La primula di Palinuro (Primula Palinuri Petagna) è un fiore dal colorito giallognolo tipico delle zone costiere tirreniche della Campania, Basilicata e Calabria. La pianta è endemica di queste regioni e, vista la sua rarità, protetta a livello regionale e comunitario.

Essa ha un areale ridotto che si estende lungo la fascia costiera di Capo Palinuro e Marina di Camerota, presso Scalea e Praia a Mare in Calabria e a Punta Caina in Basilicata, ma a partire dall’ ‘800 venne coltivata nella reggia di Caserta, nel giardino botanico di Hammburry, negli orti botanici di Padova Parma, Bologna, Napoli, Portici, Cosenza e nel giardino di Pietra Corva.

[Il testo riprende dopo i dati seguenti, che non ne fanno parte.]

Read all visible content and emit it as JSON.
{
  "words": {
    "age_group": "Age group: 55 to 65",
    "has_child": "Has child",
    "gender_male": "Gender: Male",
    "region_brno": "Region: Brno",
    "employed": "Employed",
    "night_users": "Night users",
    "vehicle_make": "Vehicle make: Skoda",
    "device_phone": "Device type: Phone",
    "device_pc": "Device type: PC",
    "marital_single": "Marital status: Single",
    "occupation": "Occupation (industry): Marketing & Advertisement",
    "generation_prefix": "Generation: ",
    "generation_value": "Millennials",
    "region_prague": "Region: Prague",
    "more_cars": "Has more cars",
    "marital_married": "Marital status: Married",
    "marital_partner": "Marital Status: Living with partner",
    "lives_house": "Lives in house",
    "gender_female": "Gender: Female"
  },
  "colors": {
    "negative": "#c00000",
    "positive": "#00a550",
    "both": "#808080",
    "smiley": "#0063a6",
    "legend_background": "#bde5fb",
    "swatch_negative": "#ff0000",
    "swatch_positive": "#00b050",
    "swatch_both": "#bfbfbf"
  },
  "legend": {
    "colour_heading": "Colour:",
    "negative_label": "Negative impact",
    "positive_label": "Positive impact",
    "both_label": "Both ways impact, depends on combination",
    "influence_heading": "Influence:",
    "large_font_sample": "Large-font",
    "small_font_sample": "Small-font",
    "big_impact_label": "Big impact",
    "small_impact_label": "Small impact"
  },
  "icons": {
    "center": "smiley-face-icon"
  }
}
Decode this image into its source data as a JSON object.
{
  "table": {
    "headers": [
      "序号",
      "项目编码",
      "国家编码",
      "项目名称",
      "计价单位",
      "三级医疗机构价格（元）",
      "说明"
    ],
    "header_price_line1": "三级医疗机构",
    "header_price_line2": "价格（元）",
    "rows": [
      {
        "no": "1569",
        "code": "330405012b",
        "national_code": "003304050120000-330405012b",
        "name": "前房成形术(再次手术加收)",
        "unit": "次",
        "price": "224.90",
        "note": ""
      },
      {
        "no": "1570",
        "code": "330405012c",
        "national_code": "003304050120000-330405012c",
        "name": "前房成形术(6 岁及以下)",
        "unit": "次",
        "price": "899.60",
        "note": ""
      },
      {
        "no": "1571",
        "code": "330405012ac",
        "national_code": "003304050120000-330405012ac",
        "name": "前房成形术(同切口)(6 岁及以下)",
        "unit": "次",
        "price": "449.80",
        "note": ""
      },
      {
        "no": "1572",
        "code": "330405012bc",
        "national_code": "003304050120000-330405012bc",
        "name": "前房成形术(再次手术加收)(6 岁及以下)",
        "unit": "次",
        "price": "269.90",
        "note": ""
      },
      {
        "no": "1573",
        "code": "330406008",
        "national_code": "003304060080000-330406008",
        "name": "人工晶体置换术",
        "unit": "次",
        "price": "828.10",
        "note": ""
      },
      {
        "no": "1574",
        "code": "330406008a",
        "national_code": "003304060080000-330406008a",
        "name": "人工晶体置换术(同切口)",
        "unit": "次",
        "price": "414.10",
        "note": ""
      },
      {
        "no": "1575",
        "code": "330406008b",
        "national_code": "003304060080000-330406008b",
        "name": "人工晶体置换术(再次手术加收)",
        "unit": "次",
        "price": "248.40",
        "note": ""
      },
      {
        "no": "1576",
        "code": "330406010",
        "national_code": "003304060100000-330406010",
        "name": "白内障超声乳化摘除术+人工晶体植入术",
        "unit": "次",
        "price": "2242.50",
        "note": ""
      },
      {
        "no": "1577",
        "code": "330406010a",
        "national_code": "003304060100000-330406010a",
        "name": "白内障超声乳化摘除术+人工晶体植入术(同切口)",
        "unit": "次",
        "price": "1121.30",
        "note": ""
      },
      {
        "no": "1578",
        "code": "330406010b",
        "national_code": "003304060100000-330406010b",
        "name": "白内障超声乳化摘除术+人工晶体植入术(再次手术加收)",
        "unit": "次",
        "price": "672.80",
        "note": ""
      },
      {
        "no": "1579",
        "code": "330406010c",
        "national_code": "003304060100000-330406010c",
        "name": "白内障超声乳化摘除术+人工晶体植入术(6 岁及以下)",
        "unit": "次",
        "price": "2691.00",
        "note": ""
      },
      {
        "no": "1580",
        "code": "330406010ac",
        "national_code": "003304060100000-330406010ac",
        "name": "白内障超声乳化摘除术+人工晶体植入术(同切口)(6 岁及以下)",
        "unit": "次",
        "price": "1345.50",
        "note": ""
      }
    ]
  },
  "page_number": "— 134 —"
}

La primula in questione fu scoperta nel 1592 dal botanico partenopeo Fabio Colonna che, però, non la riconobbe come una nuova specie.  Successivamente nel 1767 il botanico, medico ed entomologo Vincenzo Petagna, durante un suo viaggio vide il rarissimo fiore in un anfratto della costa degli Infreschi e dopo averla studiato accuratamente capì che si trattava di una primula unica nel suo genere.

Il fiore è riconoscibile per le sue piccole dimensioni, il fusto sotterraneo legnoso alla base, le foglie carnose e coriacee e i fiori dal colorito giallognolo. Rispetto alle altre primule ha una fioritura precoce che avviene tra la fine di febbraio e gli inizi di marzo e generalmente è possibile trovarla a 200-300 metri sulla altezza del mare tra le fenditure delle scogliere

Oggigiorno la Primula Palinuri è stata inserita nelle Liste Rosse IUCN nella categoria vulnerabile ed è diventata il simbolo del Parco Nazionale del Cilento. A partire dal 1994 è tutelata da una legge regionale Campania e dalla Convenzione di Berna. Per la sua bellezza e rarità ha assunto una posizione di prim’ordine tra gli endemismi del Sud Italia e affascina i biologi di tutto il mondo che puntualmente giungono ogni anno lungo le coste tirreniche per ammirarla. Un tesoro inestimabile di cui il Meridione non può che esserne fiero.